J'ai hâte que le beau temps arrive.

Pas pour aller à la plage Doré me faire bronzer avec du super écran solaire bio brésilien sans paraben et moi sans parapluie.

Pas pour me promener en Bixi dans les rues de la métropole - dans les quartiers qui ont droit au service, on s'entend - sans risquer un déluge féroce m'obligeant à me blottir sous une marquise avec d'étrangers fumeurs.

 

Pas pour pouvoir m'asseoir dans mon jardin, sans imper, à lire mon journal, sur papier ou sur écran, tout en sirotant une limonade maison aux framboises écrasées.

Non, j'ai hâte qu'il fasse beau pour cesser d'entendre tout le monde se plaindre.
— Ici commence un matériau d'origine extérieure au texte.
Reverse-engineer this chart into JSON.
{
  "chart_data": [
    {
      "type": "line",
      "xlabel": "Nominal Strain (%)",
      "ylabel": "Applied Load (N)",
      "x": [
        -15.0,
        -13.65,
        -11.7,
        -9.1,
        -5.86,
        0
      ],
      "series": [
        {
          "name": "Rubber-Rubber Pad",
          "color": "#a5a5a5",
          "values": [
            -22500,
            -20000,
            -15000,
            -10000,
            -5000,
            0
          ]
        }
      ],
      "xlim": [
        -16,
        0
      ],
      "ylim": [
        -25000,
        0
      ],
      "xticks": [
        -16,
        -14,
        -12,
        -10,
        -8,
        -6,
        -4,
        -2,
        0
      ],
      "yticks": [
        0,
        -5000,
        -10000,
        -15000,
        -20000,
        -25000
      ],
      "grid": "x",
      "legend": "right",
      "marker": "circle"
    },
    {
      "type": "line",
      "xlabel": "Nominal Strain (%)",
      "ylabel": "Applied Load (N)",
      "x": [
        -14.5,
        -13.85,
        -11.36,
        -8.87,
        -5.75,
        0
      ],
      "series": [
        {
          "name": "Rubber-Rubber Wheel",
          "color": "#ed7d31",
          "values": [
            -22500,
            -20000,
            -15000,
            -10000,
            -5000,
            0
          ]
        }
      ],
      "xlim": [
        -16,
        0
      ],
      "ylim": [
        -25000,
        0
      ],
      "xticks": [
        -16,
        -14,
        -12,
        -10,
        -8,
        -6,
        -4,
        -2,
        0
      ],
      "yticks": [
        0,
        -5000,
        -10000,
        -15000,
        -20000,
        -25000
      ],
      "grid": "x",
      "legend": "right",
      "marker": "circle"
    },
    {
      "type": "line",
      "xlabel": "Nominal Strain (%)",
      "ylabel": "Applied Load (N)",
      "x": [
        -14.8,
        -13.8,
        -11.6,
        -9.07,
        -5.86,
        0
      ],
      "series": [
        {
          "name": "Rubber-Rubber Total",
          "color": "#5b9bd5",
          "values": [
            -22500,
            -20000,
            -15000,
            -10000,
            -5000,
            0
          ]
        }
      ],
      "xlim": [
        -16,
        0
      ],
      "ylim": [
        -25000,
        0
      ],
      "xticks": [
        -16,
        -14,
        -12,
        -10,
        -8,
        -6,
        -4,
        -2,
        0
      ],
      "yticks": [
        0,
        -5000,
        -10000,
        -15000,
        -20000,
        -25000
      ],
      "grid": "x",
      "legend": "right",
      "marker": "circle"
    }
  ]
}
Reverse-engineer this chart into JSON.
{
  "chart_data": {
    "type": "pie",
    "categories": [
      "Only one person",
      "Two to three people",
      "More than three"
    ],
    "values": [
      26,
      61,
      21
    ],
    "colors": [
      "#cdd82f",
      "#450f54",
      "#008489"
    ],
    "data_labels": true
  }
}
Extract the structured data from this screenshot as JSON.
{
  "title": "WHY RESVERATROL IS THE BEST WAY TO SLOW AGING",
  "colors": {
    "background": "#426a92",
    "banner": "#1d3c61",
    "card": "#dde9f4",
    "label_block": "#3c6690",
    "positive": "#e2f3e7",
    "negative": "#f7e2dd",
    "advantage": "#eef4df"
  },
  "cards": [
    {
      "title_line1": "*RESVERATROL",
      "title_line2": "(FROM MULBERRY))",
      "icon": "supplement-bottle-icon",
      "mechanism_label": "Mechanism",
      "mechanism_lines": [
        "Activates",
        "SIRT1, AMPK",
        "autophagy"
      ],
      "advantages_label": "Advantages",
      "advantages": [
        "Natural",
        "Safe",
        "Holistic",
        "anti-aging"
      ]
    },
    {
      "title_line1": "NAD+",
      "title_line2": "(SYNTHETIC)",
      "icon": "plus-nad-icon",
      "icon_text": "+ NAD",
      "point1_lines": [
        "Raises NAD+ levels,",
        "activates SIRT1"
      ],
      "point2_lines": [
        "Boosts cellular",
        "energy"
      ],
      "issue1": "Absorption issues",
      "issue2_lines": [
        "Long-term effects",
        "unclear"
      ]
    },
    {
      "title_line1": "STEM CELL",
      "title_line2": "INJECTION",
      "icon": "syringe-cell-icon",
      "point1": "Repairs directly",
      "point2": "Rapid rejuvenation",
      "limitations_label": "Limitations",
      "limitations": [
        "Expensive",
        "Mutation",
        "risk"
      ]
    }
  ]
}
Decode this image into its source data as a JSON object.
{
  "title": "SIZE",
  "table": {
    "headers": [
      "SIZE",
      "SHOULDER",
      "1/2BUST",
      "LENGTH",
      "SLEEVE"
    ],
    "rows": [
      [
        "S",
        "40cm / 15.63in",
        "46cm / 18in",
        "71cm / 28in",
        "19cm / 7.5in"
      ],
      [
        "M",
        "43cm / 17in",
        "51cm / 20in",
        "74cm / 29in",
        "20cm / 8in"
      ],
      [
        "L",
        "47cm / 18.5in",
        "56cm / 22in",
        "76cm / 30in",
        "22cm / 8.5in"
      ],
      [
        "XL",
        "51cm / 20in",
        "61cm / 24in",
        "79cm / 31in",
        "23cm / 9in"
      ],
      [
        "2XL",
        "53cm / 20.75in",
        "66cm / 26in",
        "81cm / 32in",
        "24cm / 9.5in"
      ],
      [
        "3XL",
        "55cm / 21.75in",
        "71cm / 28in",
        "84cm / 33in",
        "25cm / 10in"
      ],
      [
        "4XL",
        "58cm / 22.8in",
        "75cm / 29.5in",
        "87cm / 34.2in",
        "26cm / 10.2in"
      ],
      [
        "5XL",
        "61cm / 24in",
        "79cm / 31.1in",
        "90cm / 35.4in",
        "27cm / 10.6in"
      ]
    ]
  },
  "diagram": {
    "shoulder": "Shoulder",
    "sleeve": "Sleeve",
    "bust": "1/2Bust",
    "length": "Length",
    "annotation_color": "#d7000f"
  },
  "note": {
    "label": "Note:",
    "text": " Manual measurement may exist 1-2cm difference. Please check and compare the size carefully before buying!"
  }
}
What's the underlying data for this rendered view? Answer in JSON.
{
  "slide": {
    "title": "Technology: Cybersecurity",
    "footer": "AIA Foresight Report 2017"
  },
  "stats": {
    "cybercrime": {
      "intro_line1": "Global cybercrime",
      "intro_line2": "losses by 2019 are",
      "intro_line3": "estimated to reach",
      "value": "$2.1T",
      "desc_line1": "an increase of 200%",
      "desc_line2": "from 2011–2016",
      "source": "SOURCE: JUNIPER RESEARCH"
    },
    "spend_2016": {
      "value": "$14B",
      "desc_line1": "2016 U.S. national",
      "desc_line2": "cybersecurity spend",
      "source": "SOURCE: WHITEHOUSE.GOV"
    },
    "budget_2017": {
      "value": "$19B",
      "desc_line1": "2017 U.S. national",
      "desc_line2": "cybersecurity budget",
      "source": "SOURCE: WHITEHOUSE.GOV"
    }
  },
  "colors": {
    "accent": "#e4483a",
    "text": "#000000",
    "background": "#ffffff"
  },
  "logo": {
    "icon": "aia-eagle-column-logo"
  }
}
Pour ne plus avoir à endurer cette litanie incessante de rouspétage anti-météo qui nous inonde et nous imbibe depuis le début du mois de juin. Je n'en peux plus de cette complainte du Montréalais lésé qui, à l'entendre, aurait un droit inaliénable à un certain nombre de semaines de gros soleil et de grosses chaleurs par été. La Provence angle De Lorimier et Rachel en échange de tous ces mois à endurer neige et verglas.

Montréal l'été ne sera jamais Manosque ni Gordes. Ni même Avignon ou Aix. Montréal, c'est l'Irlande, c'est Dublin, Limerick, c'est le Donegal... D'où les arcs-en-ciel omniprésents qui trônent sur les autoroutes et les parcs endormis. D'où ces spectaculaires ciels tourmentés aux airs bibliques. D'où la verdure grasse et chlorophyllée au max. D'où les pommes de terre nouvelles qui goûtent la rosée et d'où, sûrement, bien que je ne les ai jamais vus, quelques leprechauns cachés sous tous ces trèfles saoulés par ce climat d'abondance...

Je reviens, je tiens à le préciser, de vacances passées en majeure partie au Québec, à la campagne. Non, il n'a pas fait un temps andalou, et de la pluie froide, on en a vu. Mais du soleil, il y en a eu aussi beaucoup. Assez pour faire fuir les truites en tout cas. D'accord, souvent, il jouait à cache-cache derrière des nuages blancs ou, disons-le, charbon. Souvent, certes, les journées de beau temps étaient ponctuées d'averses lourdes qui nous obligeaient à rentrer nous cacher.

Mais rien de tout cela ne mérite qu'on en parle autant et qu'on en reparle encore comme si nous étions victimes d'une injustice collective d'une bassesse infinie.

À nous entendre, nous sommes tous des agriculteurs, parmi les seuls qui ont, eux, le droit légitime de râler contre le temps quand il y a trop de quelque chose ou pas assez d'une autre. Le maïs est court. Les tomates encore vertes. Et il a fallu, à certains endroits, sortir les pommes de terre vite la semaine dernière pour fuir le mildiou. Pour eux, oui, les statistiques d'été pourri ont un sens. Et il est normal qu'ils ne trouvent pas d'un humour infini les geais bleus ridiculisés par leurs plumes mouillées, faisant quand même sous les trombes le va-et-vient du nid à la mangeoire.

Cela dit, les fermiers en ont vu d'autres.

J'ai croqué la semaine dernière des artichauts miniatures d'une élégance exquise qui venaient de passer à travers le même temps que vous et moi et ont trouvé quand même le tour de grandir en toute sérénité. Et vous ai-je parlé de petits pois mange-tout violets poussant dans une ferme découverte au hasard d'un jogging? Je ne les ai pas entendus se plaindre, eux, de cet été qui n'est pas comme il le devrait...

L'été le plus pluvieux, le plus froid, le plus nul? L'été, surtout, du plus grand et du plus inutile chialage collectif.